Схема проточной измерительной ячейки. Вследствие того, что поступающая в проточную измерительную ячейку клеточная суспензия, отбираемая из биореактора, должна быть отделена от содержащихся в ней пузырей, газовой фазы, был разработан газоотделительный резервуар, который впоследствии был интегрирован в анализатор. Сущность работы системы отделения газовой фазы поясняется на рис.17. Клеточная суспензия отбирается из биореактора 1 и по трубке 2 поступает в газоотделительный конусообразный резервуар 3. В резервуаре установлены датчики уровня: датчик нижнего уровня 4а и датчик верхнего уровня 46. Сигналы с датчиков поступают на электронный контролер уровня
. Электронный контроллер автоматически устанавливает скорость прокачки насоса 6 так, чтобы уровень заполнения резервуара находился между нижним и верхним датчиками уровня. В газоотделительном резервуаре пузыри газа поднимаются вверх, отделяются от жидкости и далее отводятся с воздушным потоком, минуя проточную ячейку. Суспензионная жидкость, из которой удалены пузыри газовой фазы, поступает в проточную измерительную ячейку 7. После прохождения ячейки, поток суспензии соединяется с газовым потоком и возвращается в биореактор. Вся система магистралей, включающая проточную ячейку является замкнутой. Это позволяет стерильно отбирать пробу и возвращать обратно в биореактор без изменений, что особенно важно при проведении ферментации.
Проведенные опыты по выращиванию дрожжей показали хорошие результаты, клеточная суспензия поступала в измерительную ячейку полностью освобожденной от газовой фазы.
Исследование системы расположения датчиков в приборе.
Анализатор «ЛАСКА» предназначен для непрерывного контроля концентрации биомассы в биореакторе. Этот параметр является ключевым в контроле, регулировании и оптимизации микробиологических процессов.
Принцип действия анализатора «ЛАСКА» основывается на непрерывном измерении светорассеяния в широком диапазоне углов. Метод светорассеяния уже применялся для регистрации плотности биомассы, но не носил универсального характера, так как регистрация интенсивности светорассеяния основывалась на использовании одного выбранного угла и поэтому имела ограниченный диапазон в концентрации биомассы. Проведенные нами исследования с пекарскими дрожжами Saccharomyces cerevisiae показали, что в зависимости от угла регистрации интенсивность светорассеяния пропорциональна плотности биомассы в разном диапазоне значений.
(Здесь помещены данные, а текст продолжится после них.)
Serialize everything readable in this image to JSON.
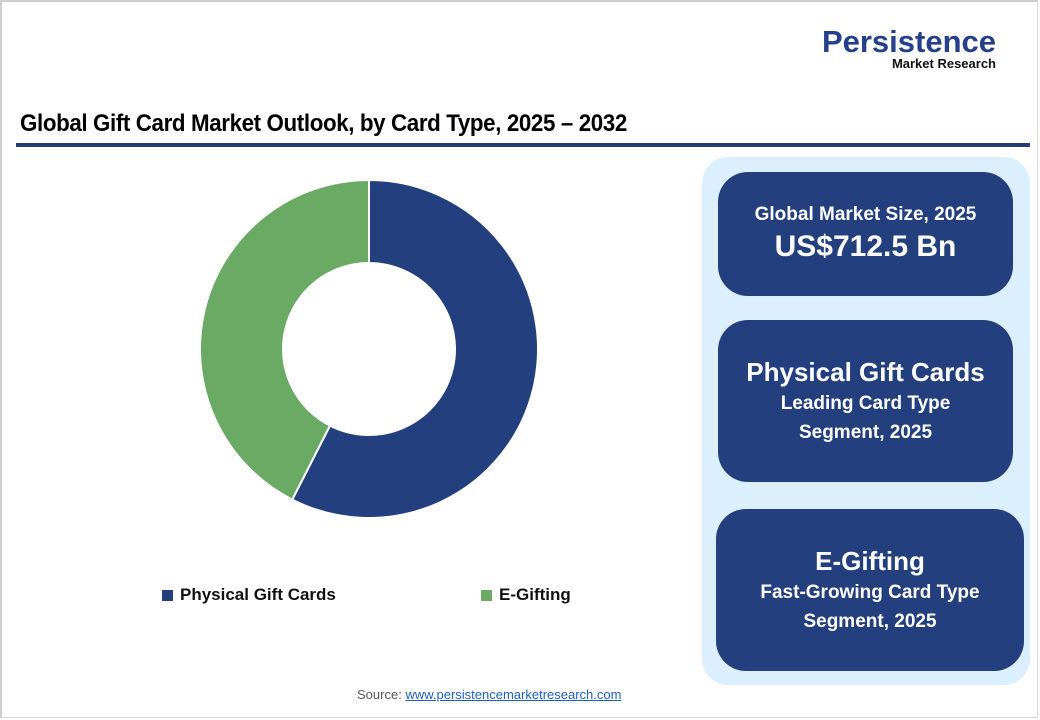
{
  "brand": {
    "name": "Persistence",
    "tagline": "Market Research"
  },
  "title": "Global Gift Card Market Outlook, by Card Type, 2025 – 2032",
  "colors": {
    "physical": "#243f7e",
    "egifting": "#6aaa64",
    "rule": "#253f75",
    "panel_bg": "#dcefff",
    "card_bg": "#243f7e"
  },
  "legend": [
    {
      "label": "Physical Gift Cards",
      "color": "#243f7e"
    },
    {
      "label": "E-Gifting",
      "color": "#6aaa64"
    }
  ],
  "cards": {
    "market_size": {
      "label": "Global Market Size, 2025",
      "value": "US$712.5 Bn"
    },
    "leading": {
      "heading": "Physical Gift Cards",
      "line1": "Leading Card Type",
      "line2": "Segment, 2025"
    },
    "fastest": {
      "heading": "E-Gifting",
      "line1": "Fast-Growing Card Type",
      "line2": "Segment, 2025"
    }
  },
  "source": {
    "label": "Source:",
    "link": "www.persistencemarketresearch.com"
  },
  "chart_data": {
    "type": "pie",
    "variant": "donut",
    "title": "Global Gift Card Market Outlook, by Card Type, 2025 – 2032",
    "categories": [
      "Physical Gift Cards",
      "E-Gifting"
    ],
    "values": [
      57.5,
      42.5
    ],
    "unit": "% share (estimated from slice angles)",
    "colors": [
      "#243f7e",
      "#6aaa64"
    ],
    "start_angle": "12 o'clock, clockwise",
    "legend_position": "bottom",
    "data_labels": false
  }
}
Для малых углов регистрации до 10 градусов (фотодатчик 1 и 2) наблюдается нелинейный характер зависимости интенсивности светорассеяния от концентрации биомассы в диапазоне концентрации биомассы от 0.01 г/л до 0.2 г/л. При более высоких значениях плотности биомассы, возникает эффект многократного светорассеяния, и значения интенсивности светорассеяния в малых углах уменьшается. Наоборот, в дальних углах интенсивность светорассеяния значимо увеличивается при повышении плотности культуры. При выбранной конфигурации расположения датчиков в разных углах возможно перекрытие всей области возможной концентрации биомассы (датчики установлены под углами: 0, 8, 30, 150.) (Рис.18).